Two brilliant minds are always better than one. Same goes for three, four, and so on. Of course the greater the number of team members, the greater the chance one or more will end up departing from the team mid-project—leaving the rest of the group casting about for the ideal replacement. 

Research, thankfully, can answer how best to replace a research team member. The new model not only helps identify a replacement who has as the right skillset, but it also accounts for social ties within the group. The researchers say their model “outperforms existing methods when applied to computer science academic teams.” 

The model is described in a study published December 8 in IEEE Intelligent Systems.

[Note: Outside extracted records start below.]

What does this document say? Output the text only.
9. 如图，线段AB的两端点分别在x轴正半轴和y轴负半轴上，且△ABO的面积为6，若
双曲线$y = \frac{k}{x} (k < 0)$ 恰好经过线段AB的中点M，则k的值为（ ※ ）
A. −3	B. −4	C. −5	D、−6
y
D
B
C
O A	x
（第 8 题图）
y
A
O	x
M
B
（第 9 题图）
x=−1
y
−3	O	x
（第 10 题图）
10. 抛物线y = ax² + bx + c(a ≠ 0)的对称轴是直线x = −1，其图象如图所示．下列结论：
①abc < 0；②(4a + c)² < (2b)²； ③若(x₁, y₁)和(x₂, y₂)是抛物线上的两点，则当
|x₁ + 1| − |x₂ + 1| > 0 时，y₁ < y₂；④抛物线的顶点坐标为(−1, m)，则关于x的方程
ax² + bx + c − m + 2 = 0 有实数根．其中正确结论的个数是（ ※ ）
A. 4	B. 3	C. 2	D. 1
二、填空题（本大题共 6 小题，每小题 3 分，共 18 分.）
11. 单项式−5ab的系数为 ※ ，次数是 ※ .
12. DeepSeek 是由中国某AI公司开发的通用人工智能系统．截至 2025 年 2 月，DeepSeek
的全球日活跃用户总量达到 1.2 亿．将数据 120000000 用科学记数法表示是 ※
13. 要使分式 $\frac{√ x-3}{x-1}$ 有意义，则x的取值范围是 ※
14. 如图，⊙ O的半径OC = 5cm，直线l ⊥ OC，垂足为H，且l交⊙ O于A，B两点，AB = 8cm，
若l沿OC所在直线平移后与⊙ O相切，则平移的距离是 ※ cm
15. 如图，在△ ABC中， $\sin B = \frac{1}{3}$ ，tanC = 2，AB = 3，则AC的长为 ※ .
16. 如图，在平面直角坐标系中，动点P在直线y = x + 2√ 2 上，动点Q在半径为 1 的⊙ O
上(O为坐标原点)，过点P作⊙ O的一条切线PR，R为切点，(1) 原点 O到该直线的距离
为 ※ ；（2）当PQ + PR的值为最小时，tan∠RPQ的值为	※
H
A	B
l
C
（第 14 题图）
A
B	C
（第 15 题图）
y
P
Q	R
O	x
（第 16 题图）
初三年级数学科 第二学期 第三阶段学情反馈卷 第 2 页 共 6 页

Feng Xia is an associate professor in the Engineering, IT and Physical Sciences department at Federation University Australia who co-authored the study. He notes that each member within an academic collaboration plays an important contributing role and has a certain degree of irreplaceability with the team. “Meanwhile, turnover rate has also increased, leading to the fact that collaborative teams are [often] facing the problem of the member’s absence. Therefore, we decided to develop this approach to minimize the loss,” he says.

Xia’s previous research has suggested that members with stable collaboration relationships can improve team performance, yielding higher quality output. Therefore, Xia and his colleagues incorporated ways of accounting for familiarity among team members into their model, including relationships between just two members (pair-wise familiarity) and multiple members (higher-order familiarity).

“The main idea of our technique is to find the best alternate for the absent member,” explains Xia. “The recommended member is supposed to be the best choice in context of familiarity, skill, and collaboration relationship.”

The researchers used two large datasets to develop and test their model. They explored 42,999 collaborative relationships between 15,681 scholars using the CiteSeerX dataset, which captures data within the field of computer science. Another 436,905 collaborative relationships between 252,439 scholars was explored through the MAG (Microsoft Academic Graph) dataset, which contains scientific records and relative information covering multiple disciplines.

Testing of the model reveals that it is effective at finding a good replacement member for teams. “Teams that choose the recommended candidates achieved better team performance and less communication costs,” says Xia. These results mean that the replacement members had good communication with the others, and illustrate the importance of familiarity among collaborators.

The researchers aim to make their model freely available on platforms such as GitHub. Now they are working towards models for team recognition, team formation, and team optimization. “We are also building a complete team data set and a self-contained team optimization online system to help form research teams,” says Xia.